In this 1796 map of Alnwick, there is no detail to the south of the town. Green Batt is called “Back Row”.
Virtually all of the buildings lie within the boundaries of the medieval town, and front onto the central triangle or the three main roads. The burgage plots behind the buildings are still empty.
The only other road in this part of town is called “Stoney Hill Road”.
  Until the 19th century was under way, most development in Alnwick was happening within the boundaries of the old town. Mainly this was achieved by building at the tail end of the medieval burgage plots, along the roads that ringed the town along the original line of the old town wall. So Woods map of 1827 shows few buildings outside Green Batt (at top of image). Beyond this he land was still agricultural, although some country houses such as Croft House, Belle Vue and Clive House were starting to appear, surrounded by open fields.
Here the fields below Green Batt are shaded green to show that they belong to the duke. The land to the west of Hope House Lane was called Wester Piece, and the land south of Prudhoe Street and east of Hope house Lane was called Easter Piece.
Neither Lisburn Street nor Prudhoe street exists on the original map, but the routes have been added after the map was printed (not entirely on the line that was actually built).
Hope House Lane is here shown, along the line of Percy
Street and Percy Terrace, but there are very few buildings. There are three houses in the positions of 1 Prudhoe Street, The Haining and Laburnum Cottage. There are no other houses on the lane.
There is also a lane shown along the line of Argyll Terrace, and a field boundary along the access to Percy Villas.
The rest is fields.
The Tithe Award map of 1846 show little detail of buildings, but it does show some outlines on the east side of the road, which here is called “Percy Place”.
By now Lisburn Street, Prudhoe Street and South Street are also shown, but Howick Street is incomplete, and Argyll Terrace still seems to be a path along the edge of a field.
By the middle of the 19th century there was less land left for development within the old town, and more development was happening along the turnpike roads.

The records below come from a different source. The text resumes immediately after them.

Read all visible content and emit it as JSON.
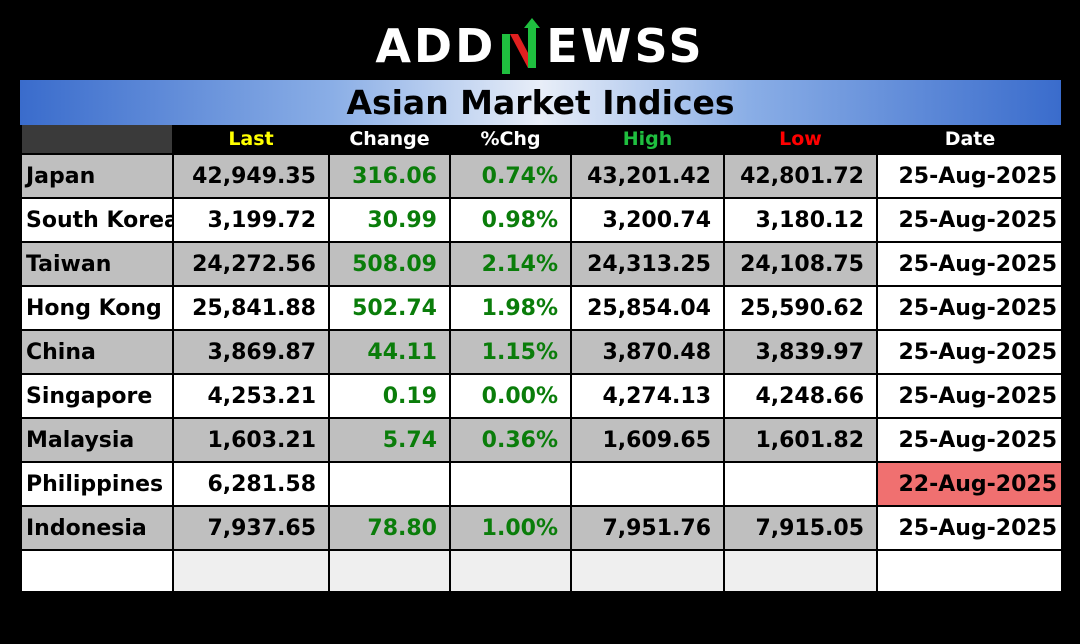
{
  "logo": {
    "left": "ADD",
    "right": "EWSS"
  },
  "title": "Asian Market Indices",
  "columns": {
    "last": "Last",
    "change": "Change",
    "pct": "%Chg",
    "high": "High",
    "low": "Low",
    "date": "Date"
  },
  "colors": {
    "positive": "#0a7d0a",
    "last_header": "#ffff00",
    "high_header": "#1fbf3f",
    "low_header": "#ff0000",
    "stale_date_bg": "#f07070"
  },
  "rows": [
    {
      "name": "Japan",
      "last": "42,949.35",
      "change": "316.06",
      "pct": "0.74%",
      "high": "43,201.42",
      "low": "42,801.72",
      "date": "25-Aug-2025"
    },
    {
      "name": "South Korea",
      "last": "3,199.72",
      "change": "30.99",
      "pct": "0.98%",
      "high": "3,200.74",
      "low": "3,180.12",
      "date": "25-Aug-2025"
    },
    {
      "name": "Taiwan",
      "last": "24,272.56",
      "change": "508.09",
      "pct": "2.14%",
      "high": "24,313.25",
      "low": "24,108.75",
      "date": "25-Aug-2025"
    },
    {
      "name": "Hong Kong",
      "last": "25,841.88",
      "change": "502.74",
      "pct": "1.98%",
      "high": "25,854.04",
      "low": "25,590.62",
      "date": "25-Aug-2025"
    },
    {
      "name": "China",
      "last": "3,869.87",
      "change": "44.11",
      "pct": "1.15%",
      "high": "3,870.48",
      "low": "3,839.97",
      "date": "25-Aug-2025"
    },
    {
      "name": "Singapore",
      "last": "4,253.21",
      "change": "0.19",
      "pct": "0.00%",
      "high": "4,274.13",
      "low": "4,248.66",
      "date": "25-Aug-2025"
    },
    {
      "name": "Malaysia",
      "last": "1,603.21",
      "change": "5.74",
      "pct": "0.36%",
      "high": "1,609.65",
      "low": "1,601.82",
      "date": "25-Aug-2025"
    },
    {
      "name": "Philippines",
      "last": "6,281.58",
      "change": "",
      "pct": "",
      "high": "",
      "low": "",
      "date": "22-Aug-2025"
    },
    {
      "name": "Indonesia",
      "last": "7,937.65",
      "change": "78.80",
      "pct": "1.00%",
      "high": "7,951.76",
      "low": "7,915.05",
      "date": "25-Aug-2025"
    }
  ]
}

Examples from elsewhere in Alnwick include Clive Terrace along the turnpike road through Rothbury to Hexham, and Belvedere Terrace along the Great North Road from Newcastle.
Here, the Howick Street Development is starting to appear on what was Wester Field, to the west of Percy Street. The map also shows how only one line of houses was built at the north end of Easter Field (east of the road) while at the south end of Easter field there was a deeper plot, so South Street was used to allow access to more houses than could have been fronted onto the road.
  The Cholera map of 1849 is of a later date, but it was created from the same base as Woods map of 1827, so it does not show all the houses that existed in 1849. It does show the fields more clearly than Woods map (above), but not the line of Lisburn street or Prudhoe Street. There is also another building shown here which looks as though it must be off South Street, and presumably dates from 1827 or before – but Im not sure which it is.
In reality, by 1849 there should be more houses in Percy Terrace, but none of them are shown.
Significantly, though, there are no deaths shown from cholera in Percy Terrace. The nearest, marked by black spots, were in Green Batt and St Michaels Lane. Either people living in Percy Terrace were lucky, or they must have been using a safe water supply.
There is a detailed 25 inch Ordnance Survey map from the 1860s, which shows individual buildings, but we do not yet have a copy of the sheet which shows the bulk of Percy Terrace. Around this time the name of the road does not seem to have been settled. In different places it is referred to as Percy Street, and Percy Place.
By now most of the area around Percy Terrace is developed – either with housing or with various new institutions, such as The Mechaincs Institute (1831), St Pauls Church (1848), the Railway Station (1849), the Corn Exchange (1862), and a Police Station in Green Batt.
There is a detailed 25 inch Ordnance Survey map of 1897, which shows individual buildings, but we do not yet have a copy of the sheet which shows the bulk of Percy Terrace
  The 6 inch Ordnance Survey map of 1897 shows that most of Percy Terrace was in place towards the end of the 19th century.
At this time Prudhoe Street only ran to the end of the churchyard, and Lisburn Street not much further than Howick Street.
 We do not yet have the whole of Percy Terrace shown on the land valuation map of 1910, but what is there can be seen in some detail. The school opened in 1903, but seems to have been added to this 1910 map, so the survey must have been earlier.
By this time they seem to have settled on Percy Terrace as the name of the road.
The six inch Ordnance Survey map of 1920 shows little change from 20 years earlier in Percy Terrace, although the Dukes School has now been built. Lisburn Street and Prudhoe Street are complete,  King Street is in place, and Swansfield Park Road is in place, with houses starting to appear.